While at Small Press Expo in Bethesda, Maryland, I had the pleasure to chat briefly with Roger Langridge, creator of Fred the Clown and the Eisner Award-winning Snarked!
I spoke with the former Muppet Show cartoonist about his current projects — a return to BOOM! Studios with The Musical Monsters of Turkey Hollow and his creator-owned Abigail and the Snowman — what he likes about SPX, and what awesome comics he found at show. He came up with a doozie!
Brigid Alverson: Why are you here at SPX?
Roger Langridge: SPX is the first American convention I ever came to, in 2000.
What book were you debuting there?
I wasn’t! I was in the country with my wife, and we were visiting New York together, and we thought we would work in a trip to SPX while we were here. We came just to see it and to check it out and see what it was like. I was at that point working on Fred the Clown as a webcomic, and I showed it around to a few people, and it really fired me up to do self-publishing. The next year I was planning to debut Fred the Clown at SPX 2001, and of course that’s the one that was canceled because of 9/11. But that got me self-publishing, which is pretty much why I have a career today, I think.
Are you still self-publishing?
I’m doing a little bit of self-publishing. I’ve got a couple of minicomics, nothing substantial, really.
What are you working on right now?
I just finished working on The Musical Monsters of Turkey Hollow for Archaia. That’s an adaptation of a Jim Henson screenplay, and it’s coming out next month. I’ve just started working on a comic of my own, called Abigail and the Snowman, for BOOM! Studios, and it’s a four-issue series that’s gong to be collected into a book when it’s finished. It’s about a girl who makes friends with a yeti — she meets a yeti in the park.
It’s an all-ages book?
Yes, that’s right. That seems to be where my audience is these days.
Is your self-published work more adult-oriented?
I guess so. My kids like it — there’s no swearing or nudity in it. There are things that go over their heads.
That’s the sort of thing I liked to read as a kid — adult books, even though I didn’t get some things.
I think if you read things by Carl Barks, which are ostensibly for children, there are layers to it that I get now as an adult that totally went over my head as a child.
So what are you psyched about at the show? Are you looking for any comics?
I had a walk around before the doors opened, and I have seen a few things I would like to get. Pikitia Press at the moment has a collection by a New Zealand cartoonist whose work I’ve always liked; his name is Barry Linton. The collection is Lucky Aki. Barry is kind of a legend in New Zealand cartoonist’s circles; he’s an inspirational figure. It’s been very difficult to get him to actually agree to get anything published for years, and Matt Emery, who is the publisher of Pikitia Press, managed to convince him. He’s got not only this but he’s got a second volume of this coming out, and a collection of some of his older stuff.

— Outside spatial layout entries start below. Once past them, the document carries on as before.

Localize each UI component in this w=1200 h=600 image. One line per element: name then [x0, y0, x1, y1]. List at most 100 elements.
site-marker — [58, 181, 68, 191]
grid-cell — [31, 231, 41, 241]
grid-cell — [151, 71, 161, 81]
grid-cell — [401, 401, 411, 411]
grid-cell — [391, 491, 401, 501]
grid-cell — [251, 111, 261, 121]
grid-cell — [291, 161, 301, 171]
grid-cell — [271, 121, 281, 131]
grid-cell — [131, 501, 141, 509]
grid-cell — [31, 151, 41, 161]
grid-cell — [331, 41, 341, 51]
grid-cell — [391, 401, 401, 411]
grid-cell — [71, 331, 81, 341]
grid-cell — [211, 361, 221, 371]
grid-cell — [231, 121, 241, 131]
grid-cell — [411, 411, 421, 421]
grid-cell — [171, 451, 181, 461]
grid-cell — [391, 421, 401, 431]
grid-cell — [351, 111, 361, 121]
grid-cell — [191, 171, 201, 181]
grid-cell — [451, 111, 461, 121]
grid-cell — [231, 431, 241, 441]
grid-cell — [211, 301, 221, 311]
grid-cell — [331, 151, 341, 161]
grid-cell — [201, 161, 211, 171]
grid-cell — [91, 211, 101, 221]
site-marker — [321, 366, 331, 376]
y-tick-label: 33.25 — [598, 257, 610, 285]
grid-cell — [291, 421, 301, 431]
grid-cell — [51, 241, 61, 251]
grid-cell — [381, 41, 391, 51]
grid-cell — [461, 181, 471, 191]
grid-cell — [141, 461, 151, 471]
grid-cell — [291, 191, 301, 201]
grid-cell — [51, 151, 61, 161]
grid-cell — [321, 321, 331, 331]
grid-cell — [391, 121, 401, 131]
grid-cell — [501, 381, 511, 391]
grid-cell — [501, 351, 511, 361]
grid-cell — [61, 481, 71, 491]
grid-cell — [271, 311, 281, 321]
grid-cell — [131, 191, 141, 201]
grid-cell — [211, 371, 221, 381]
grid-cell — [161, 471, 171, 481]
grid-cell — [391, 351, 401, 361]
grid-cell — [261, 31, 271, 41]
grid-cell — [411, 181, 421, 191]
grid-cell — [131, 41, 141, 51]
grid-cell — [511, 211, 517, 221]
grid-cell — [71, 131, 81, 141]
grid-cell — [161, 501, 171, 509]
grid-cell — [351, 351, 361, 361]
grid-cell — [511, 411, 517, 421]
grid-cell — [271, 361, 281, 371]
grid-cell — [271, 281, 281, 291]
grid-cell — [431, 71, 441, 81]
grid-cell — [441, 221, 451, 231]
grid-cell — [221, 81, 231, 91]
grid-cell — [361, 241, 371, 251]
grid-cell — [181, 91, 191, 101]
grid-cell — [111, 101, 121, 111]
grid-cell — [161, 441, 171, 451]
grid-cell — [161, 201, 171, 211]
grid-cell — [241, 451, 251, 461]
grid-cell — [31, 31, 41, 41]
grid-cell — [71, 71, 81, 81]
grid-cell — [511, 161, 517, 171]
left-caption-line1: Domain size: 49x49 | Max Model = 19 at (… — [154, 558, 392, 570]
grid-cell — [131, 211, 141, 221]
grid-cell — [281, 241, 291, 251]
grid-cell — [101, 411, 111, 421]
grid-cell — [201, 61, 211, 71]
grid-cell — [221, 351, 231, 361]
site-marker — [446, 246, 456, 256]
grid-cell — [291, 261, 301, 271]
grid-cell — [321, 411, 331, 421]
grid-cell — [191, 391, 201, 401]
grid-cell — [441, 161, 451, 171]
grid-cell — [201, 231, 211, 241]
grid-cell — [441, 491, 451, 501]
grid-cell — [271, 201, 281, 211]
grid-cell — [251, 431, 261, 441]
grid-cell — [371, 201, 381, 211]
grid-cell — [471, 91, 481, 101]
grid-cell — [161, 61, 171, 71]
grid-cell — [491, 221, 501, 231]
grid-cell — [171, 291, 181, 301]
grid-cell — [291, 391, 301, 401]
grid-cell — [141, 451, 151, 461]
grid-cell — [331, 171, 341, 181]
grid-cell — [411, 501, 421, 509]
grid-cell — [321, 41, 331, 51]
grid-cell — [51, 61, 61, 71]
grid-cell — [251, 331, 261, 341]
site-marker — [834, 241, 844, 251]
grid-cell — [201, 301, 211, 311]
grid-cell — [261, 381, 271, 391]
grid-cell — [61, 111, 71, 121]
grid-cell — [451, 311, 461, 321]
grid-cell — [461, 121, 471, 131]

Is this something you read as a kid?
Not so much as a kid but when I was in my late teens, early 20s, when I was in New Zealand and trying to get myself known a little bit. I picked up every zine and locally published comic I could find, and Barry was a big, big presence in those. Like I say, he’s an inspirational figure. I suppose he’s our Robert Crumb. The stuff I am familiar with is quite sexy, very grounded in the environment—it had that New Zealand, South Pacific feel to it — and beautifully drawn.